What if the ANC lost in 2009? (1)
It seems as though every time I turn on the radio, tv and read a newspaper (all of which I do more than my fair share of) somebody wants to talk about Fikile Mbalula, Zwelinzima Vavi, Jacob Zuma and Julius Malema. It is incredible to me the extent to which people will go to ensure that they are in the public eye. In showbiz they say any publicity is good publicity. Well, I guess the alliance partners think so too given the ways in which they have been hogging the airwaves even when there has been nothing interesting to say.
The ANC is a few years away from turning a 100. It would be a damn shame if it did not make it to that centenary because the people in charge of the various bits are so set on a self-destructive path. Self-destructive for whom?, you may well ask. A good question this. I would hazard a guess that this is a self-destructive path for all of us who live in this country, who want to keep living in this country, who love this continent, who do not think human dignity is negotiable, who believe that the ANC has a conflicted but noteworthy past that should be treasured and deserved, who think gender matters beyond the lipservice paid to it by various misogynists that we are now supposed to think of as leaders.

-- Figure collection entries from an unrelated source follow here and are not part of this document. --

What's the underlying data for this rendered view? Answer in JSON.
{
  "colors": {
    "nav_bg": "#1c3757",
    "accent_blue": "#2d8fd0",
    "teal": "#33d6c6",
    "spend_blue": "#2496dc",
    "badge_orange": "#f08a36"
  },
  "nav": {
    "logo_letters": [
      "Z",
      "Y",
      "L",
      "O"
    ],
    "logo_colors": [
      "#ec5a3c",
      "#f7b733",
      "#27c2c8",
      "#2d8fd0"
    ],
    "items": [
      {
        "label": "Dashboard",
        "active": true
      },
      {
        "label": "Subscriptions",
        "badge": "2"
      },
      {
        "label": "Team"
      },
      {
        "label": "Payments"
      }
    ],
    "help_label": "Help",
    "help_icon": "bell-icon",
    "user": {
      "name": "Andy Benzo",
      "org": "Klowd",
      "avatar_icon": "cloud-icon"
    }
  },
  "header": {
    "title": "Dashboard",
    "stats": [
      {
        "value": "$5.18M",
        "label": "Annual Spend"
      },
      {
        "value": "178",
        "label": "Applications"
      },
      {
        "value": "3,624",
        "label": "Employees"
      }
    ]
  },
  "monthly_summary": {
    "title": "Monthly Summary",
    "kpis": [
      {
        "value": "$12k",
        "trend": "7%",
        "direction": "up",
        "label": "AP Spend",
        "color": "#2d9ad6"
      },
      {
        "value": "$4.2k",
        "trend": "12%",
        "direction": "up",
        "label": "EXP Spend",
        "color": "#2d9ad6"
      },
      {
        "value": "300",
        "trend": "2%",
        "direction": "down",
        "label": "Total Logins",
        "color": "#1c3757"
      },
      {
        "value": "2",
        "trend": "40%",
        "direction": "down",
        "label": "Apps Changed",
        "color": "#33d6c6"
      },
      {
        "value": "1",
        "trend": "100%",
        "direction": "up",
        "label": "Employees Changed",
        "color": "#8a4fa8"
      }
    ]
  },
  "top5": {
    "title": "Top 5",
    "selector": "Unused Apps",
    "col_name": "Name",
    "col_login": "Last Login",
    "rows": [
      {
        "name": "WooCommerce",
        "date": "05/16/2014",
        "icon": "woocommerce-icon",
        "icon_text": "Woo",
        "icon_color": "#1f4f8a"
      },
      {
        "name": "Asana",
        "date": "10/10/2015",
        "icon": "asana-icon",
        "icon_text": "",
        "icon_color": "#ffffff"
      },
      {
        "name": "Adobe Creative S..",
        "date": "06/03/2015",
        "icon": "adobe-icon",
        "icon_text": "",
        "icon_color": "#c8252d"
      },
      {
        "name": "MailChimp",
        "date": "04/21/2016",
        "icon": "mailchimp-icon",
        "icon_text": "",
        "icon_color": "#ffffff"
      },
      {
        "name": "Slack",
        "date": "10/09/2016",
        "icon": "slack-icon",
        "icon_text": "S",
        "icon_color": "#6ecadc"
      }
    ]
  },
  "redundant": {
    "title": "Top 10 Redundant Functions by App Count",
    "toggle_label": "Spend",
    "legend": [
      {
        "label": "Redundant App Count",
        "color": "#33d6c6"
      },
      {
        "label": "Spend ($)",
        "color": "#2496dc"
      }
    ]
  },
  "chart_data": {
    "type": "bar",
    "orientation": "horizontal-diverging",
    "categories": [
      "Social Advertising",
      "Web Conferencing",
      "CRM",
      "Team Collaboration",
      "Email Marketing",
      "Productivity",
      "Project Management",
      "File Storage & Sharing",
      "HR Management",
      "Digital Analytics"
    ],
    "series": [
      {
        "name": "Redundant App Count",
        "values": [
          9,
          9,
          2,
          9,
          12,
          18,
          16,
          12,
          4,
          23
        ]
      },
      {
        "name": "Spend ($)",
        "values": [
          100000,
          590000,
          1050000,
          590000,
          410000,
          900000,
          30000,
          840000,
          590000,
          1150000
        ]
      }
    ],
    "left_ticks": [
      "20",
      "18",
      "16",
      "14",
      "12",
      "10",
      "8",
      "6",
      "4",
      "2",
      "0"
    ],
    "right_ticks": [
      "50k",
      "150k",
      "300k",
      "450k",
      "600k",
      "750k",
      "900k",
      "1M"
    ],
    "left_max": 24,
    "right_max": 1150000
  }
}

First, the defiantly re-asserted claim that Malema and co would “kill for Zuma” is troubling at a myriad of levels. Who would they be willing to kill for Zuma? The judiciary that they are rubbishing? They were very happy with the patriarchal judge who let Zuma go during his rape trial. What has happened now? I suppose it is a case of “when the judiciary agrees with us, it is impartial, when it is against us, it is open for attack”. Sadder, still, are the effects of such threats for SA: it doesn’t matter who Malema and co claim they were threatening when they said such things and then all scurried to back each other up. What matters is that this kind of threat communicates quite clearly that they do not care what this country wants and are willing to hold us all hostage for not being in their “camp”, whatever that means. Since they are so big on conspiracies, I am convinced that the whole “camp” talk (Mbeki vs Zuma) is really about something altogether different. We will get worn out focusing on the inner-wranglings between two “camps” with patriarchal, dodgy men at the helm of each, while the real business of stealing the country and holding us hostage takes place sneakily.
But SAns are loud-mouths and opinionated if we are nothing else. And this is our country, not just Malema’s, no matter what he says. Malema et al’s threat is to the ordinary South African who dares disagree with what Malema Inc think should happen in the country, who disagrees with who should lead, who has other ideas about the value of human life, who is critical of the culture of militarism that is our double edged inheritance on this continent.
What is the proper response to these threats? What happens if it has the opposite effect to what threats usually achieve: what if people are embarassed, enraged and put off by threats to kill those who disagree — because that is really what these threats are about — and choose to use their voices, hands and minds to vote differently next year? Yes, most of us have proudly voted ANC in the past even without having carried membership cards. Some of us have eagerly canvassed for the ANC in elections in the past, owned membership to allied organisations (COSAS/SANSCO/SASCO, etc). But if most people who vote ANC in national elections have never been ANC members, choosing that party for what it meant and had been able to achieve in the past, what is to stop people resisting being bullied in the future by those who have taken over the same party?
People are not stupid, and Malema Inc would do well to remember this. If the ANC lost next year, it would not be the first liberation movement turned political party to have suffered this fate. The same arrogance and bullying that Malema et al subject us to now has been seen elsewhere too, to varying degrees and ends.
Personally, I would have prefered to see the ANC in power well into its next 100 years, but I fear that if this happens it will be a different ANC from the one that freed this country and has been voted into power over and over again. It would be an ANC which is happy to trade on ethnic nationalism (also known as tribalism) much like the IFP and Bantustans did, even as this contradicts the very heart of the organisation.
Perhaps, I should not despair. A friend of mine says people get the government they deserve. If I believed that I would have to believe that we deserved apartheid, that Zimbabweans deserve the current crisis (speaking of movements gone awry), that Nigerians deserved all those coups and dictatorships, etc, etc. I don’t. But I know that spin works and these days we are so uncritical of spin that when Malema Inc pretend that threats of violence are the same thing as vigilance and militance, we believe them. What if we didn’t? Which country would that be?